Os Estados-membros da UE, Washington e Londres consideraram que o texto aprovado era desequilibrado e contradizia a defesa da liberdade de expressão. “É com grande pesar”, segundo a representante dos EUA, que o Conselho de Direitos Humanos não conseguiu pronunciar-se “unanimemente para condenar o que todos concordam serem atos deploráveis de ódio anti-muçulmano”.

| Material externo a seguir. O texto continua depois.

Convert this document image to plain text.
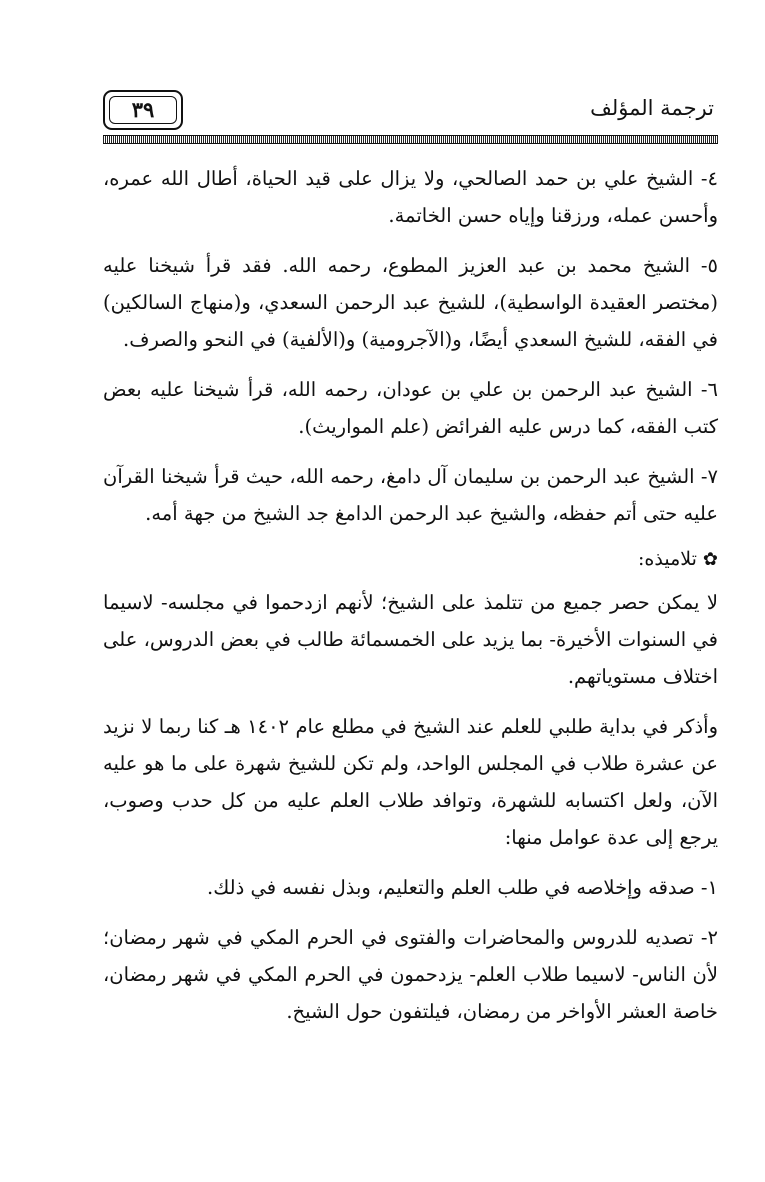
٣٩	ترجمة المؤلف

٤- الشيخ علي بن حمد الصالحي، ولا يزال على قيد الحياة، أطال الله عمره، وأحسن عمله، ورزقنا وإياه حسن الخاتمة.

٥- الشيخ محمد بن عبد العزيز المطوع، رحمه الله. فقد قرأ شيخنا عليه (مختصر العقيدة الواسطية)، للشيخ عبد الرحمن السعدي، و(منهاج السالكين) في الفقه، للشيخ السعدي أيضًا، و(الآجرومية) و(الألفية) في النحو والصرف.

٦- الشيخ عبد الرحمن بن علي بن عودان، رحمه الله، قرأ شيخنا عليه بعض كتب الفقه، كما درس عليه الفرائض (علم المواريث).

٧- الشيخ عبد الرحمن بن سليمان آل دامغ، رحمه الله، حيث قرأ شيخنا القرآن عليه حتى أتم حفظه، والشيخ عبد الرحمن الدامغ جد الشيخ من جهة أمه.

✿تلاميذه:

لا يمكن حصر جميع من تتلمذ على الشيخ؛ لأنهم ازدحموا في مجلسه- لاسيما في السنوات الأخيرة- بما يزيد على الخمسمائة طالب في بعض الدروس، على اختلاف مستوياتهم.

وأذكر في بداية طلبي للعلم عند الشيخ في مطلع عام ١٤٠٢ هـ كنا ربما لا نزيد عن عشرة طلاب في المجلس الواحد، ولم تكن للشيخ شهرة على ما هو عليه الآن، ولعل اكتسابه للشهرة، وتوافد طلاب العلم عليه من كل حدب وصوب، يرجع إلى عدة عوامل منها:

١- صدقه وإخلاصه في طلب العلم والتعليم، وبذل نفسه في ذلك.

٢- تصديه للدروس والمحاضرات والفتوى في الحرم المكي في شهر رمضان؛ لأن الناس- لاسيما طلاب العلم- يزدحمون في الحرم المكي في شهر رمضان، خاصة العشر الأواخر من رمضان، فيلتفون حول الشيخ.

Embora a diplomacia sueca tenha condenado a queima do Corão, o Governo de Estocolmo esclareceu que o protesto onde foram queimadas páginas do livro sagrado muçulmano, por um cidadão iraquiano, foi autorizado em cumprimento do direito à liberdade de expressão, posição criticada por vários países árabes, como a Arábia Saudita, Marrocos, Jordânia e Emirados Árabes Unidos.

A 28 de junho, o iraquiano Salwan Momika queimou algumas páginas do Corão em frente à Grande Mesquita de Estocolmo, na Suécia. O ato sucedeu durante uma iniciativa autorizada pelas autoridades suecas em que estiveram presentes cerca de 200 pessoas e coincidiu com o início da celebração muçulmana do Eid al-Ahda, a Festa do Sacríficio, em referência a um grande ato de fé realizado pelo Profeta Abraão.

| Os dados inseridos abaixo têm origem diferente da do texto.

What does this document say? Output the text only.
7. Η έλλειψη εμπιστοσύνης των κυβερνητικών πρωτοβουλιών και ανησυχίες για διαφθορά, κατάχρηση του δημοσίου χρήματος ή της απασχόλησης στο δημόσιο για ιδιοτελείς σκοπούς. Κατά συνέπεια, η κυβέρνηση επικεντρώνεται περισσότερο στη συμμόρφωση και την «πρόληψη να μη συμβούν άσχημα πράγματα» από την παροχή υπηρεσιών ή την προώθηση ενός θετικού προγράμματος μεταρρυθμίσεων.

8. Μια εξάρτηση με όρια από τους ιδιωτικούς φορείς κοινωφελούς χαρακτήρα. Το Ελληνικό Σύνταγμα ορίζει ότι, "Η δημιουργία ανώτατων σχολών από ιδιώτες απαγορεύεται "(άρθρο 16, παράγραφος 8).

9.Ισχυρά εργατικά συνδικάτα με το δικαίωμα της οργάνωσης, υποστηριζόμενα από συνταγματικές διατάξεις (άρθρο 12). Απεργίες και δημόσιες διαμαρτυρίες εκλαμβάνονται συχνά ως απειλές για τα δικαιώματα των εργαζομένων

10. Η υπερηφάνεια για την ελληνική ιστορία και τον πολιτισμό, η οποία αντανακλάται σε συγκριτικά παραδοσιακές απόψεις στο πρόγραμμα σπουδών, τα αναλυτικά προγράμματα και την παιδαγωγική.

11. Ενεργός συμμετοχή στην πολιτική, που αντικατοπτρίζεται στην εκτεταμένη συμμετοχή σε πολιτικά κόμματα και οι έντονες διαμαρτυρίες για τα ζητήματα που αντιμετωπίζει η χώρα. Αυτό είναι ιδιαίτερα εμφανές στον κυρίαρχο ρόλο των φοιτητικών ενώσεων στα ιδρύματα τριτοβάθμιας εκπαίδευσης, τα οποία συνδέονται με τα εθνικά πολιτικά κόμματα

Têm vindo a aumentar os atos premeditados e públicos que incitam à discriminação, hostilidade ou violência. Na sequência do recente acontecimento, na Suécia, apoiantes do líder xiita iraquiano Moqtada Sadr, manifestaram-se nas ruas da capital iraquiana, queimando bandeiras com o símbolo da comunidade LGBTQI e exigindo ao Governo iraquiano o corte de relações diplomáticas com a Suécia.
Liberdade de expressão, um direito fundamental

No debate de urgência, realizado na véspera, o alto-comissário da ONU para os Direitos Humanos, Volker Turk, manifestou preocupação com o aumento da violência e recordou que os “Estados devem, sem exceção, proibir qualquer apologia do ódio nacional, racial ou religioso que constitua um incitamento à discriminação, à hostilidade ou à violência”, como estabelece o artigo 20.º do Pacto Internacional sobre os Direitos Civis e Políticos.

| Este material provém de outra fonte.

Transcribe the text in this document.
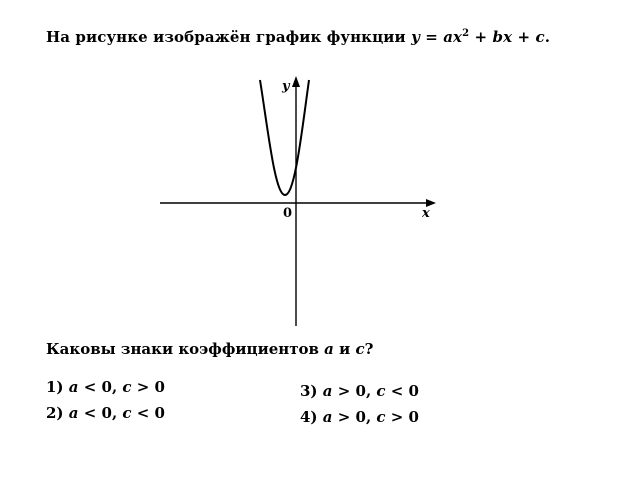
На рисунке изображён график функции $y = ax^2$ + bx + c.
y
x
0
Каковы знаки коэффициентов a и c?
1) a < 0, c > 0
2) a < 0, c < 0
3) a > 0, c < 0
4) a > 0, c > 0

"O abuso ou a destruição das manifestações das nossas crenças mais íntimas pode polarizar as sociedades e agravar as tensões.", afirmou durante a sua intervenção . 
Defendendo que a “limitação de qualquer tipo de discurso ou expressão deve continuar, como princípio fundamental, a ser uma exceção, sobretudo porque as leis que limitam o discurso são frequentemente utilizadas de forma abusiva pelos detentores do poder, nomeadamente para abafar o debate sobre questões críticas”.

O responsável da ONU para os Direitos Humanos explicou que, apesar de não se tratar de uma incitação à violência, a utilização de “linguagem pejorativa ou intolerante em relação a uma pessoa ou grupo” com base em fatores inerentes “à sua pessoa ou identidade, procurando diminuir a sua dignidade e rebaixar o seu valor aos olhos dos outros”, como o seu sexo, crença, raça, estatuto de migrante ou orientação sexual, podem constituir discurso de ódio. Durante a sua intervenção Turk mencionou vários exemplos de abusos.

“Gostaria de elaborar: desumanizar as mulheres e negar a sua igualdade com os homens, abusar verbalmente de mulheres e raparigas muçulmanas que cobrem a cabeça com um véu, escarnecer de pessoas com deficiência, fazer falsas alegações de que os migrantes ou pessoas de etnias específicas são mais suscetíveis de se envolverem em crimes, ou difamar as pessoas LGBTIQ+, todos estes discursos de ódio são semelhantes, na medida em que derivam da noção básica de que algumas pessoas são menos merecedoras de respeito como seres humanos”, afirmou.